Primera lectura: Dn 7,9-10.13-14
Lectura del Libro de Daniel
Yo, Daniel, tuve una visión nocturna: vi que colocaban unos tronos y un anciano se sentó. Su vestido era blanco como la nieve y sus cabellos, blancos como lana; su trono, llamas de fuego, con ruedas encendidas; un río de fuego brotaba delante de él. Miles de miles le servían, millones y millones estaban a sus órdenes. Comenzó el juicio y se abrieron los libros.
Yo seguí contemplando en mi visión nocturna y vi a alguien semejante a un hijo de hombre, que venía entre las nubes del cielo. Avanzó hacia el anciano de muchos siglos y fue introducido a su presencia. Entonces recibió la soberanía, la gloria y el reino. Y todos los pueblos, naciones y lenguas lo servían. Su poder nunca se acabará, porque es un poder eterno, y su reino jamás será destruido.
Palabra de Dios
Salmo Responsorial: 96,1-2.5-6.9
R/. El Señor reina, altísimo sobre toda la tierra
Reina el Señor, alégrese la tierra; cante de regocijo el mundo entero. Tinieblas y nubes rodean el trono del Señor que se asienta en la justicia y el derecho. R/.
Los montes se derriten como cera ante el Señor de toda la tierra. Los cielos pregonan su justicia, su inmensa gloria ven todos los pueblos. R/.
Tú Señor altísimo, estás muy por encima de la tierra y mucho más en alto que los dioses. R/.
Segunda lectura: 2Pe: 1,16-19
Lectura de la Segunda Carta de San Pedro
Hermanos: Cuando les anunciamos la venida gloriosa y llena de poder de nuestro Señor Jesucristo, no lo hicimos fundados en fábulas hechas con astucia, sino por haberlo visto con nuestros propios ojos en toda su grandeza.

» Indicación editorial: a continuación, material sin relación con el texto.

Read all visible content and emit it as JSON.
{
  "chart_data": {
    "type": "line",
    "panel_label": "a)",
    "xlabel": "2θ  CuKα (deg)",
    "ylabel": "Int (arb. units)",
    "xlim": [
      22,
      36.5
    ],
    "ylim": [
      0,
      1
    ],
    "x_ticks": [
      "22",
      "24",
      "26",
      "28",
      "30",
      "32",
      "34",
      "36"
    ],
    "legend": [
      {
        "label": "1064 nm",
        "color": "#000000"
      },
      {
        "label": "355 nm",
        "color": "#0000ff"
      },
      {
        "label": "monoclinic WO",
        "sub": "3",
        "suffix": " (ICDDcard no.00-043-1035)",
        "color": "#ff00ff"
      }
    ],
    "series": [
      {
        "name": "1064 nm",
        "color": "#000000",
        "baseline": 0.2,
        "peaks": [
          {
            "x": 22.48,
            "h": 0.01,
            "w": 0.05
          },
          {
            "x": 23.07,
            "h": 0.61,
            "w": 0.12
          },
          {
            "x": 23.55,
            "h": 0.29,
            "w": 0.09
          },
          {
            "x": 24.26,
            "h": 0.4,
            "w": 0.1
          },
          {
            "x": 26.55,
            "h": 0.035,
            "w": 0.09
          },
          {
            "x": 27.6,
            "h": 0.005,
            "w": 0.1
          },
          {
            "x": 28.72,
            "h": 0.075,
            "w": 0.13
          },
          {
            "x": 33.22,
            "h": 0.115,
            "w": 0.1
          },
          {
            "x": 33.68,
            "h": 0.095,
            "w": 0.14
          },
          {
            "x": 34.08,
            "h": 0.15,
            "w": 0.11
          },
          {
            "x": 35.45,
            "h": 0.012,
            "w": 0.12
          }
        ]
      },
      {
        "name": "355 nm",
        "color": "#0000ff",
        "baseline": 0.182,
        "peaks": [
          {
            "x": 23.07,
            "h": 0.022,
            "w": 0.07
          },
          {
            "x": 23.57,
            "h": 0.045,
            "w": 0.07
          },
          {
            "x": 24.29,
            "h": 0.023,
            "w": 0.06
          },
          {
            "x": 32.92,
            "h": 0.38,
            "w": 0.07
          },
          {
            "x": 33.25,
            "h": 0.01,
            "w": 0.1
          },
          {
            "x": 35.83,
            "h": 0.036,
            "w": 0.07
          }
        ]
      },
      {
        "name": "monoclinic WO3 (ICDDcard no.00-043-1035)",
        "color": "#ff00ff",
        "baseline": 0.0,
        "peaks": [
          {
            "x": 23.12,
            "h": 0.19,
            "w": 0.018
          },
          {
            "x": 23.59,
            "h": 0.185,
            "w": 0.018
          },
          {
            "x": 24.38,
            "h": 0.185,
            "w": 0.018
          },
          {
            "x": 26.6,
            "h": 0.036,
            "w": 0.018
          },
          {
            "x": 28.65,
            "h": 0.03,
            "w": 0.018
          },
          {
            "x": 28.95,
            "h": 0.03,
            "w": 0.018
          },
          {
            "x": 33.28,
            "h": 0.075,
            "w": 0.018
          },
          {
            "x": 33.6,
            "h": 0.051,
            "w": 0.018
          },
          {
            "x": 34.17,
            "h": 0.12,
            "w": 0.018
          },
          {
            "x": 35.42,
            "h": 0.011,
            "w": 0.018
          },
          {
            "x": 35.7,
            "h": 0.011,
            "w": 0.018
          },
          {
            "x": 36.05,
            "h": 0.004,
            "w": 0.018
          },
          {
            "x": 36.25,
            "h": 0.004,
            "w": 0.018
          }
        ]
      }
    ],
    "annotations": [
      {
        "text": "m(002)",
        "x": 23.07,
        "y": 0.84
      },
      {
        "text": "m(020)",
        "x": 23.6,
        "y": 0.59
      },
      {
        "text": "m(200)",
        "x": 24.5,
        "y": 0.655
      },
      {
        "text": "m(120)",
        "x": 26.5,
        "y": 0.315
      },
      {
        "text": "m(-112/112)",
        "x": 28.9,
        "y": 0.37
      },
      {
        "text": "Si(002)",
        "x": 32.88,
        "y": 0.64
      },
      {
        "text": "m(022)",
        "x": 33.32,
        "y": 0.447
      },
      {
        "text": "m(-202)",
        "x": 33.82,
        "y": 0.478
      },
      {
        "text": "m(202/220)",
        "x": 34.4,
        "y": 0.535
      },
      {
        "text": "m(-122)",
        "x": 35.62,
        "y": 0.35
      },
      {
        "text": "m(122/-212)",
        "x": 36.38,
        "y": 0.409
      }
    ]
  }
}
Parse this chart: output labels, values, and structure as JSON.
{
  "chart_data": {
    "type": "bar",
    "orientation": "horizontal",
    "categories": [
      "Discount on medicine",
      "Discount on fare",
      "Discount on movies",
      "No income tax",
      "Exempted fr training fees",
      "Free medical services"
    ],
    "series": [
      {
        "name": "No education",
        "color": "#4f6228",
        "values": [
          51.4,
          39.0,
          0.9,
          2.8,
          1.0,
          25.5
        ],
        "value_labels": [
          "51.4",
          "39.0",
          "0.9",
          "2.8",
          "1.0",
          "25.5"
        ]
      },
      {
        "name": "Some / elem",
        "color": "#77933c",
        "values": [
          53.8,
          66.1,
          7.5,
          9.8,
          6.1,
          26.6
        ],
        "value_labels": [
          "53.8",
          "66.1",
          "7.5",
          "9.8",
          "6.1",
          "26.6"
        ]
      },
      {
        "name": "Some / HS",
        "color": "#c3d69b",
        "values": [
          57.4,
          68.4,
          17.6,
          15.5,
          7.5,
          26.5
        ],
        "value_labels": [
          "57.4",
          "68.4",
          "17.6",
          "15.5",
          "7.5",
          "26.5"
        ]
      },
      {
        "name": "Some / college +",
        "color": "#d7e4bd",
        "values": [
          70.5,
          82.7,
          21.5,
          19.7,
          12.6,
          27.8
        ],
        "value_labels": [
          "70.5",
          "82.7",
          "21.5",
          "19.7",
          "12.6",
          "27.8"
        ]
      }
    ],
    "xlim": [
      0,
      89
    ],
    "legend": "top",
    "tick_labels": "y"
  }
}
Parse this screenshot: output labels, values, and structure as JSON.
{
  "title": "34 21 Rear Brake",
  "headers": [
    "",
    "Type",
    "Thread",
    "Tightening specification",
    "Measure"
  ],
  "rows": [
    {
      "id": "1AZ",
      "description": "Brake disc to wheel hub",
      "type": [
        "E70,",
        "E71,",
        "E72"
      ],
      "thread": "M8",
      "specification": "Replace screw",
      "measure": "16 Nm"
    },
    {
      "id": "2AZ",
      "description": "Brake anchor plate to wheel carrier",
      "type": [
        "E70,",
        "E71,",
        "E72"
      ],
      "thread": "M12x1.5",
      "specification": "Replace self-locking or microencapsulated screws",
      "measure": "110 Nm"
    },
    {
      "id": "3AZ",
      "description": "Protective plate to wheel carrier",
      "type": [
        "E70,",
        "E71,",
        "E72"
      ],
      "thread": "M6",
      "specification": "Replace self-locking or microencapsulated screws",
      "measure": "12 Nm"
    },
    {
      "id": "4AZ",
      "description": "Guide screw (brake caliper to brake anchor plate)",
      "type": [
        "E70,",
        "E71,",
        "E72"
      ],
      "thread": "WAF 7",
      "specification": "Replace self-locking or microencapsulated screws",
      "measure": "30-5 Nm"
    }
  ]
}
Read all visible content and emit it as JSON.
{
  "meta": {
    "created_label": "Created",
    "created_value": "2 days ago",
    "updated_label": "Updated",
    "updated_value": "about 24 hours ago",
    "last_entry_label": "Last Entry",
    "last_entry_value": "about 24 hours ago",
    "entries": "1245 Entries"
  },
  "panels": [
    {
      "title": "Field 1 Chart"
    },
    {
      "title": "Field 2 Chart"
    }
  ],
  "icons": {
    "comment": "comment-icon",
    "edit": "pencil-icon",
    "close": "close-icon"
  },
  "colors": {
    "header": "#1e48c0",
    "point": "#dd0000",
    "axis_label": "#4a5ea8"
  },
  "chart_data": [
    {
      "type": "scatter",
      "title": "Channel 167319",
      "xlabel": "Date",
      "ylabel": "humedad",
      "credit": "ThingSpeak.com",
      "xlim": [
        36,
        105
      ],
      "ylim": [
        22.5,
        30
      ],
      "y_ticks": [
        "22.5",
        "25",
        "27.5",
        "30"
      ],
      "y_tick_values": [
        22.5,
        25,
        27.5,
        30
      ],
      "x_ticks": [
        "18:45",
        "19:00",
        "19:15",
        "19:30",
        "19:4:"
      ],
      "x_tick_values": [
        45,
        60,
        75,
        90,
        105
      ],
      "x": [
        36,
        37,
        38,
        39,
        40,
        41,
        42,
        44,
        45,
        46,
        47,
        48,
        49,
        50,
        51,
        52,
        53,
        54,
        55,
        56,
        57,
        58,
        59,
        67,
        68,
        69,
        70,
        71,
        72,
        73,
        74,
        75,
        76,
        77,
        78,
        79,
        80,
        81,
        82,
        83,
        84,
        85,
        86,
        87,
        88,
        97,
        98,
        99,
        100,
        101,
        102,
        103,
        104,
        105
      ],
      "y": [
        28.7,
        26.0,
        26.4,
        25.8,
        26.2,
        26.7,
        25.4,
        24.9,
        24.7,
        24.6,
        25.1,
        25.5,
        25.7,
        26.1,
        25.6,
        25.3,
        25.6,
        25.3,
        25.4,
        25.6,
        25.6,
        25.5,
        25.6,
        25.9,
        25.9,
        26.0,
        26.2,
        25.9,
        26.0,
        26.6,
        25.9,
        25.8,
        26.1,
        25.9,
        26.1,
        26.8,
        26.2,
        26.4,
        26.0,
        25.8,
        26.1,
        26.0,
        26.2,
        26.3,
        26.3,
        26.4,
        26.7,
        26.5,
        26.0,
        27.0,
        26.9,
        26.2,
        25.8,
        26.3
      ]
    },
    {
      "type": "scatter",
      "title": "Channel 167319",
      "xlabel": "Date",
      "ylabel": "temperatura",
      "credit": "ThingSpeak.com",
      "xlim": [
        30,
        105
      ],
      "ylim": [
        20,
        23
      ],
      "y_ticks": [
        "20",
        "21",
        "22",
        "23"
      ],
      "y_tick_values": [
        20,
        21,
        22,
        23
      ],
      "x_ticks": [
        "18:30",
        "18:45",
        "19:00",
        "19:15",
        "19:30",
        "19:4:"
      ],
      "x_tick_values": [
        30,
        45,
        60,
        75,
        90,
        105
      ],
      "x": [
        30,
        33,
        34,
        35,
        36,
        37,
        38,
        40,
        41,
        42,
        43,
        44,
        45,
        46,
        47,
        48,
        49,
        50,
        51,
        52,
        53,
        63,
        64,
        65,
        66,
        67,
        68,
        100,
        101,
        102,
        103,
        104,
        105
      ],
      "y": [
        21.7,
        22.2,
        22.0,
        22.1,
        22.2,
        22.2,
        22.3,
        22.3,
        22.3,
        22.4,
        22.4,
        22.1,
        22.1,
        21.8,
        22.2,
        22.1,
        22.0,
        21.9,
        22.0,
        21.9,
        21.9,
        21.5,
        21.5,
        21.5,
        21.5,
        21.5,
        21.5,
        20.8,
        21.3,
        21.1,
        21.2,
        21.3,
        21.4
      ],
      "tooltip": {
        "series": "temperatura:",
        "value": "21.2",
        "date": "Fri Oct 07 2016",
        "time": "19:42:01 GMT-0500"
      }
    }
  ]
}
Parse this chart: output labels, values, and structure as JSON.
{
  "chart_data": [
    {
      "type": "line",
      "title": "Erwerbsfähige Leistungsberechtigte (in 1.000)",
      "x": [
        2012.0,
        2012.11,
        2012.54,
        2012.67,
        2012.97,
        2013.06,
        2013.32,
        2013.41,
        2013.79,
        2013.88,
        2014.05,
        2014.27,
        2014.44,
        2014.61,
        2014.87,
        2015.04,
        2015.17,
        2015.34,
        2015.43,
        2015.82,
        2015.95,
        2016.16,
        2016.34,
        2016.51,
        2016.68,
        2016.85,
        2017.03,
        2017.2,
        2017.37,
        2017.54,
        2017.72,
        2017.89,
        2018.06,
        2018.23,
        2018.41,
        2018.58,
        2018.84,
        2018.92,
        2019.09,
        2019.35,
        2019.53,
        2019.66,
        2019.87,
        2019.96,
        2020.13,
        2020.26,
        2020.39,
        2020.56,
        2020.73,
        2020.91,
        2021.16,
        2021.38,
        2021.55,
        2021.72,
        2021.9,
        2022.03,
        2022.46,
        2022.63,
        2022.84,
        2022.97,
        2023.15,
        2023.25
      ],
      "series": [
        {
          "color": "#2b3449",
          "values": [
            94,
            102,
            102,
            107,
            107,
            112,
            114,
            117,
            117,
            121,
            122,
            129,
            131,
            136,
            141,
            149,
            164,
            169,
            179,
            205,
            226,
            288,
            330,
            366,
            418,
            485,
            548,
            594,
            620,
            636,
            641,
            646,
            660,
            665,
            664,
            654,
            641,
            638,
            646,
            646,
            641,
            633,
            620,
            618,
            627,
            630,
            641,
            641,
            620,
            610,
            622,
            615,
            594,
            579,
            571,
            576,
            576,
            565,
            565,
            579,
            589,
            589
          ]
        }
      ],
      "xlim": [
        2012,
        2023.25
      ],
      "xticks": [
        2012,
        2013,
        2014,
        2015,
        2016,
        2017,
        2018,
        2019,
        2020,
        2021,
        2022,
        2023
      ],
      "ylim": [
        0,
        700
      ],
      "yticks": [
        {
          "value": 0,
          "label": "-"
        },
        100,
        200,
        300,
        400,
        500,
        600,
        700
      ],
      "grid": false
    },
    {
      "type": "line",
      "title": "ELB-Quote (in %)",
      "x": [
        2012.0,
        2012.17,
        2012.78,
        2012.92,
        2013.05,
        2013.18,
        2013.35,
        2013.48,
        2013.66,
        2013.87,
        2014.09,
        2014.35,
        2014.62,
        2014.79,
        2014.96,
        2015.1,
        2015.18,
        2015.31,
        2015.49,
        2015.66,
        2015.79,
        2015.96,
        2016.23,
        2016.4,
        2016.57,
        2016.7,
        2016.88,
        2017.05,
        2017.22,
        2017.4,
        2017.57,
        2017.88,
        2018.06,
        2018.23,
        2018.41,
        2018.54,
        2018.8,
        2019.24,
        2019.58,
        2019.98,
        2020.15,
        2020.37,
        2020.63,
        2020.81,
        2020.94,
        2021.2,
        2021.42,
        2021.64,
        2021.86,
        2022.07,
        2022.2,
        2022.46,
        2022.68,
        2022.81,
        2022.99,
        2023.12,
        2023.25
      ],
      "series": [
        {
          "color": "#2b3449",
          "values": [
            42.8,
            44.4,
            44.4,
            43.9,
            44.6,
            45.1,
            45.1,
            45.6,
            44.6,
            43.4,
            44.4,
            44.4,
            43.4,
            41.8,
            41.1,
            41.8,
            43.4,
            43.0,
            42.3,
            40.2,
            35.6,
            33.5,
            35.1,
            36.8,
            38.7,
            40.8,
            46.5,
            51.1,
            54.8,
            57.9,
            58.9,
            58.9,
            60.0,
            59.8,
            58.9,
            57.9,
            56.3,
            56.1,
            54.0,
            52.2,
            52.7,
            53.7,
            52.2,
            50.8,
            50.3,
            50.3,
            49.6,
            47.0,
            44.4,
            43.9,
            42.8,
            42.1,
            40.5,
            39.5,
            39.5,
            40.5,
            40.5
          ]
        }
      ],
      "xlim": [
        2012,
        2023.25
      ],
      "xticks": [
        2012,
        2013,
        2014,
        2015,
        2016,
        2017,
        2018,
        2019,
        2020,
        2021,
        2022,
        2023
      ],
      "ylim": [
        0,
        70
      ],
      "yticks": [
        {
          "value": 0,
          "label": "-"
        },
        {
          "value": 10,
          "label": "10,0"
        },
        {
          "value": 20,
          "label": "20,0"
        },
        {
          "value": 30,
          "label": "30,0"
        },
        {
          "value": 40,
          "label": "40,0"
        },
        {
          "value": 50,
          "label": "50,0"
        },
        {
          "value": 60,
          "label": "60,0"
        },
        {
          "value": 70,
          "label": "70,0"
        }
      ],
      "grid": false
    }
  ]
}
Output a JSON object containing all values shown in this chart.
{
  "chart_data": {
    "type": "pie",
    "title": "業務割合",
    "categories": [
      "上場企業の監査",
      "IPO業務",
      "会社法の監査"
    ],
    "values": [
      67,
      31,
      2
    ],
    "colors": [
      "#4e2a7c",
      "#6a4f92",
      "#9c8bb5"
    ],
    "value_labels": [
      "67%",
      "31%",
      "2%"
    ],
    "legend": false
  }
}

En efecto, Dios lo llenó de gloria y honor, cuando la sublime voz del Padre resonó sobre él, diciendo: «Este es mi Hijo amado, en quien Yo me complazco». Y nosotros escuchamos esta voz, venida del cielo, mientras estábamos con el Señor en la montaña santa. Tenemos también la firmísima palabra de los profetas, a la que con toda razón ustedes consideran como una lámpara que ilumina en la oscuridad, hasta que despunte el día y el lucero de la mañana amanezca en los corazones de ustedes.
Palabra de Dios
Evangelio: Mt 17,1-9
Lectura del Santo Evangelio según San Mateo
En aquel tiempo, Jesús tomó consigo a Pedro, a Santiago y a su hermano Juan y se los llevó aparte a una montaña alta. Se transfiguró delante de ellos, y su rostro resplandecía como el sol, y sus vestidos se volvieron blancos como la luz. Y se les aparecieron Moisés y Elías conversando con él. Pedro, entonces, tomó la palabra y dijo a Jesús: «Señor, ¡qué bien se está aquí! Si quieres, haré tres tiendas: una para ti, una para Moisés y otra para Elías». Todavía estaba hablando cuando una nube luminosa los cubrió con su sombra, y una voz desde la nube decía: «Éste es mi Hijo, el amado, mi predilecto. Escúchenlo».
Al oírlo, los discípulos cayeron de bruces, llenos de espanto. Jesús se acercó y, tocándolos, les dijo: «Levántense, no teman». Al alzar los ojos, no vieron a nadie más que a Jesús, solo. Cuando bajaban de la montaña, Jesús les mandó: «No cuenten a nadie la visión hasta que el Hijo del hombre resucite de entre los muertos».